We waren er even tussenuit, De Ware en ik. We kozen voor
de beproefde formule van zon, zee en strand op een paradijselijk eiland waar
niets moet en nagenoeg alles mag. Dat was zeker niet de eerste keer en we keren
regelmatig terug omdat het immers altijd zo heerlijk en ontspannen is. In onze
herinnering. Of vergeten we toch iets?
In ons persoonlijke paradijs schijnt het hele jaar de
zon. Wanneer we in oktober gaan is het er nog volop zomer. Ook ’s nachts blijft het ruim boven 20
graden. Maar ja. Voor de zekerheid gaan er voor het zevendaags verblijf toch
twee lange broeken in de koffer én we trekken er eentje aan. Er gaat ook een
dik vest mee, een iets dunner vest en – vooruit – een heel vest; misschien
koelt het toch wel af. Lange broeken noch vesten komen de koffer uit. Evenmin
als de trui met lange mouwen (voor als we thuiskomen in ons Hollandse
herfstklimaat). Voor elke dag nemen we een paar schone sokken mee, maar ze
komen ongedragen thuis. We dragen de helft van het meegezeulde ondergoed, want
we liggen de hele dag streeploos aan het strand te bruinen. We nemen twaalf T-shirts
mee en vijf korte broeken, want er moet ook wat te kiezen zijn. We kiezen er
respectievelijk vier en twee. Voor deze
week nemen we drie paar schoenen mee (terwijl we de hele zomer aan een paar
voldoende hadden), twee liter zonnebrand en een badlaken van zware kwaliteit.
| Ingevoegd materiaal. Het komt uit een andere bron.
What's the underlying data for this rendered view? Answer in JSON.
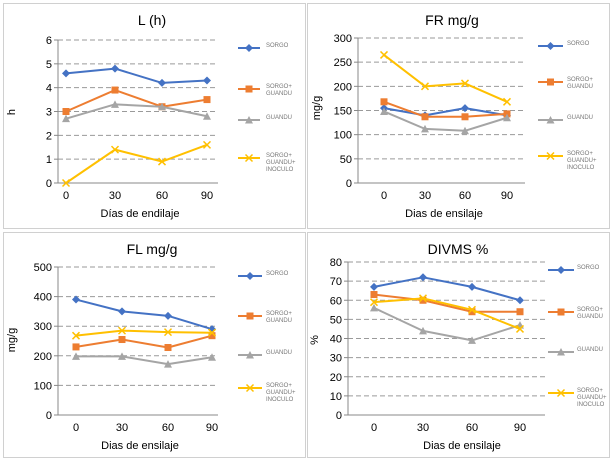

En uiteraard: de elektrische tandenborstel-met-lader.

Zo sjouwen we ons met onze bagage een breuk naar het
vliegveld, naar de incheckbalie, naar de veiligheidscontrole, naar onze gate,
door de slurf, naar onze krappe zitplaatsen - waar we urenlang met onze
bezittingen tussen de benen zitten -, naar de bagageband, naar het busje, naar
de receptie en tot slot naar ons vakantieverblijf. Daar zijn we teleurgesteld
over de beperkte opbergruimte. Onze koffer blijft derhalve de hele week heel
onhandig naast het bed staan en héél af en toe trekken we er wat uit.
Kort voor vertrek proppen we er alles weer in, inclusief
die drie leuke shirtjes die we voor weinig geld op een plaatselijke mercado op de kop hebben getikt en die
thuis direct de kast in gaan om volgende zomer te dragen (of te vergeten). Het
hele gewicht aan bagage zeulen we huiswaarts.
Volgend jaar gaan we weer.
Maar - goed onthouden! - dan hoeven we écht niet zoveel mee te nemen.